Заметив кровь на губе Фаберовского, Пенелопа шагнула вперед, но была остановлена предостерегающим шипением Эстер и окриком Гримбла.

– Мистер Фейберовский, надеюсь, вы целы? – спросила она.

– Мы целы и невредимы, мисс Смит, – ответил поляк. – Очень неприятно, что все так получилось. Вот и мистер Гурин очень сокрушается.

– Когда же он прекратит выть? – громко спросила Пенелопа, с неприязнью глядя на боксера. – Доктор Гримбл, окажите же ему какую-нибудь помощь!

– Теперь этот джентльмен, не знаю, к сожалению, его фамилии, сможет полностью сосредоточить свои помыслы на фехтовании, не отвлекаемый низменными страстями, – заметил Фаберовский.

Пенелопа покачала головой:

– Мистеру Ходжеттсу нравилась моя подруга, мисс Флудгейт.
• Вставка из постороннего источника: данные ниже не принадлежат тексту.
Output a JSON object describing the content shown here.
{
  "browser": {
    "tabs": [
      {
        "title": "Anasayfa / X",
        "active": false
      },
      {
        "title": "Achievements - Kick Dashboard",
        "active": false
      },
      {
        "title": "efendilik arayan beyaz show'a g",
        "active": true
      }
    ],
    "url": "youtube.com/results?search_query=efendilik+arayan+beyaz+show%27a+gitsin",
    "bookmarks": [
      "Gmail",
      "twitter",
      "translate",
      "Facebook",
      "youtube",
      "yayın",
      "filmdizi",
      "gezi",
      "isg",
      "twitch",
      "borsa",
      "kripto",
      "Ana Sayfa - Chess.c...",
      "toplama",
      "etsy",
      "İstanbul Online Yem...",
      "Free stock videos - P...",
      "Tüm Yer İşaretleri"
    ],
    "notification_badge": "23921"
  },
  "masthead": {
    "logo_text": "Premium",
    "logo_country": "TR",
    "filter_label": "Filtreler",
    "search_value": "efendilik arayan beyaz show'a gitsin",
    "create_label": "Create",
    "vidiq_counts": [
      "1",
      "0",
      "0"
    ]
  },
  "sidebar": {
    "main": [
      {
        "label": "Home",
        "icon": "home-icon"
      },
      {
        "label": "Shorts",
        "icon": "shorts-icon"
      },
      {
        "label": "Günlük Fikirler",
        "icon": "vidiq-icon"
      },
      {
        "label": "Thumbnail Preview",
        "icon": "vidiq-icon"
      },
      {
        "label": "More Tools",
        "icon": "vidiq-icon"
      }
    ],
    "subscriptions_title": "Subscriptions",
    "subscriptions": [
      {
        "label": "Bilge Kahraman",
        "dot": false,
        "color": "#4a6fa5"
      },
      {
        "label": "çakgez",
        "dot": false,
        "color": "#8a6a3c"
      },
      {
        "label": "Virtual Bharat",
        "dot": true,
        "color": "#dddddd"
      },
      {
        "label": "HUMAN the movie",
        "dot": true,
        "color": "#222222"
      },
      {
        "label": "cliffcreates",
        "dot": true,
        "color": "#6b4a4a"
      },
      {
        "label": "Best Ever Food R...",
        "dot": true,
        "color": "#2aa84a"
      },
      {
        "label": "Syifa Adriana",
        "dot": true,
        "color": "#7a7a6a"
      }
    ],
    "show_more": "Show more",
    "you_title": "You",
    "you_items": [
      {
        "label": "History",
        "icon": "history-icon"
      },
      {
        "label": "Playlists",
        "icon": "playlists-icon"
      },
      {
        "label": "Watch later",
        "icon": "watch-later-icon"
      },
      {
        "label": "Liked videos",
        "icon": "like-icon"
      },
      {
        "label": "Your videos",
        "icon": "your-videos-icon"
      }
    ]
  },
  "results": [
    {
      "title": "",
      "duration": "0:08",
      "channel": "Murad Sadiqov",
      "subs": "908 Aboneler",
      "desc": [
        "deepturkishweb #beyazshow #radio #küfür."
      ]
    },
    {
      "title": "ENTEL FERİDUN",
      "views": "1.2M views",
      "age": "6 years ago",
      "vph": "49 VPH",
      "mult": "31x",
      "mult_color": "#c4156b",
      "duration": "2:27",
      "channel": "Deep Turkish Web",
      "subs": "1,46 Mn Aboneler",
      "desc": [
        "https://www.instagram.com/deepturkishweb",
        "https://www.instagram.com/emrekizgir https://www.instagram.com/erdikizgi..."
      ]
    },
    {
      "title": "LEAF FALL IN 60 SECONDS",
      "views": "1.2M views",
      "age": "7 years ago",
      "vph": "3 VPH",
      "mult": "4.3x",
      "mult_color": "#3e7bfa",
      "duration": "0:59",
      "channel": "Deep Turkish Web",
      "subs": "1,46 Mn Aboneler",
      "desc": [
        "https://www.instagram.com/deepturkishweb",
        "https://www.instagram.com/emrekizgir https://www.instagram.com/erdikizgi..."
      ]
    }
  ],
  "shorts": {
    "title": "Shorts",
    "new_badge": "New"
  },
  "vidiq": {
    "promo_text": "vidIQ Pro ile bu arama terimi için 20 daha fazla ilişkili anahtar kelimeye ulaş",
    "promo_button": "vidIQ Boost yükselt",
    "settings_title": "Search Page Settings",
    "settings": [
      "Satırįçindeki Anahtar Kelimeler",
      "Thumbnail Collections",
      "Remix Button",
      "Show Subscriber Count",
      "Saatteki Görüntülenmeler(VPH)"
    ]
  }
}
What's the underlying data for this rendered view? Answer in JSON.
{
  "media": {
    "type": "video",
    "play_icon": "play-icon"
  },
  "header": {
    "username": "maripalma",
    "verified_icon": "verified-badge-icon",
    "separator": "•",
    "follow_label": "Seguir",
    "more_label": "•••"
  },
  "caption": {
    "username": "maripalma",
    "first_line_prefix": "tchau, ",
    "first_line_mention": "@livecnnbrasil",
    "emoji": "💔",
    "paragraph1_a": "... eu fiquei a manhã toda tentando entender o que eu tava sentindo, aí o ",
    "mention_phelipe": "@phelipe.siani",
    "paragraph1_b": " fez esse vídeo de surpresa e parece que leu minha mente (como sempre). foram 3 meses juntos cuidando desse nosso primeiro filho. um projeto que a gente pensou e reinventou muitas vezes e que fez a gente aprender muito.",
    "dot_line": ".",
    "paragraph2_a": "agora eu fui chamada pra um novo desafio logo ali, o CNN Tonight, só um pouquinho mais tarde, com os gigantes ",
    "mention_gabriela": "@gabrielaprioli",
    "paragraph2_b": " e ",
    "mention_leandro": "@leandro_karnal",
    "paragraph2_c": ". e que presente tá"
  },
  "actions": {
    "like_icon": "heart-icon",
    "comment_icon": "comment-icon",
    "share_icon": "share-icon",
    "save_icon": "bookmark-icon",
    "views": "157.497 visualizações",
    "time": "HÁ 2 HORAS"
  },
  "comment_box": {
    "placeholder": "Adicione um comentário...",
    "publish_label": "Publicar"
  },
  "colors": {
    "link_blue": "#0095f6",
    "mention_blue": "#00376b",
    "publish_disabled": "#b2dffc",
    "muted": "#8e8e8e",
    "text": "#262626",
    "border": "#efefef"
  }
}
– Передайте ей мои соболезнования.

– Вы негодяй, вы со своим диким макаком покорежили нам всю жизнь! – подала из толпы голос мисс Флудгейт.

– Он сам напросился, – крикнул ей поляк. – Для него все могло кончится значительно хуже.

– Он бы вас побил! – всхлипнула невидимая за спинами спортсменов мисс Флудгейт. – Он должен был вас побить!

– Если должен был, так побил бы, – проворчал поляк, трогая языком разбитую губу. – Хотя по совести то, что досталось ему, следовало бы получить доктору Гримблу.

– Мне тоже так кажется, – тихо сказала Фаберовскому Пенелопа.

– Джентльмены, давайте разойдемся, пока тут опять что-нибудь не началось, – предложил полковник Каннингем.

– Пенни, мы должны остаться с мистером Гуриным и его другом, – сказала Эстер, восхищенными глазами глядя на Артемия Ивановича, который сосредоточенно завязывал шнурок на ботинке. – Мы должны загладить свою невольную вину перед ними.

– Вы не будете возражать, мистер Фейберовский? – спросила Пенелопа.

– Джентльмены, я полагаю, что вы проводите обеих дам до Лондона, – сказал Каннингем, когда поляк дал утвердительный ответ. – А я повезу своих оболтусов домой. И так уже они меня в такой конфуз ввели.

– Прошу прощения, полковник, – вмешался Гримбл. – Я не могу оставить обеих леди в обществе двух дикарей. Мне придется остаться с ними и проследить, чтобы с дамами ничего не случилось.

– В вашем обществе, Гримбл, мы будем находиться в значительно большей опасности, чем даже просто одни, без сопровождающих, – язвительно сказала Пенелопа, беря поляка под руку. – Кто знает, кого вы в следующий раз изберете мишенью своих низких нападок. Благодаря вам сегодня эти два джентльмена подверглись нападению толпы самых настоящих дикарей.

– Вы же слышали, Энтони, мы не желаем, чтобы вы нас сопровождали, – решительно поддержала Пенелопу Эстер. – На сегодня хватит ваших услуг.

– Действительно, доктор, – хлопнул по плечу Гримбла полковник Каннингем. – Вам следует вернуться в Лондон одному. Если вы все еще в этом сомневаетесь, то взгляните на несчастного Ходжеттса, которого всего несколько минут назад перестал выть и с которым, возможно, случится то же самое, что с несчастным Маннингемом-Буллером. И доктор Смит уже едва ли по своим преклонным летам сможет помочь вам. Тем более что мисс Пенелопа его дочь. А самолечение тут не проходит. Так что послушайтесь моего совета, доктор, езжайте в Лондон один. Нет, мне не хотелось бы видеть вас в одном с нами вагоне. У меня и от перекошенной рожи Ходжеттса зубы болят.

Полковник увел пристыженную толпу и с нею полностью потерявшего свое реноме спортсмена боксера и его, надо полагать, бывшую уже невесту. Доктор Гримбл долго стоял поодаль, потом, спросив, найдется ли у мистера Фейберовского два шиллинга шесть пенсов, чтобы купить билеты дамам на обратную дорогу, повернулся и удалился с видом побитой собаки.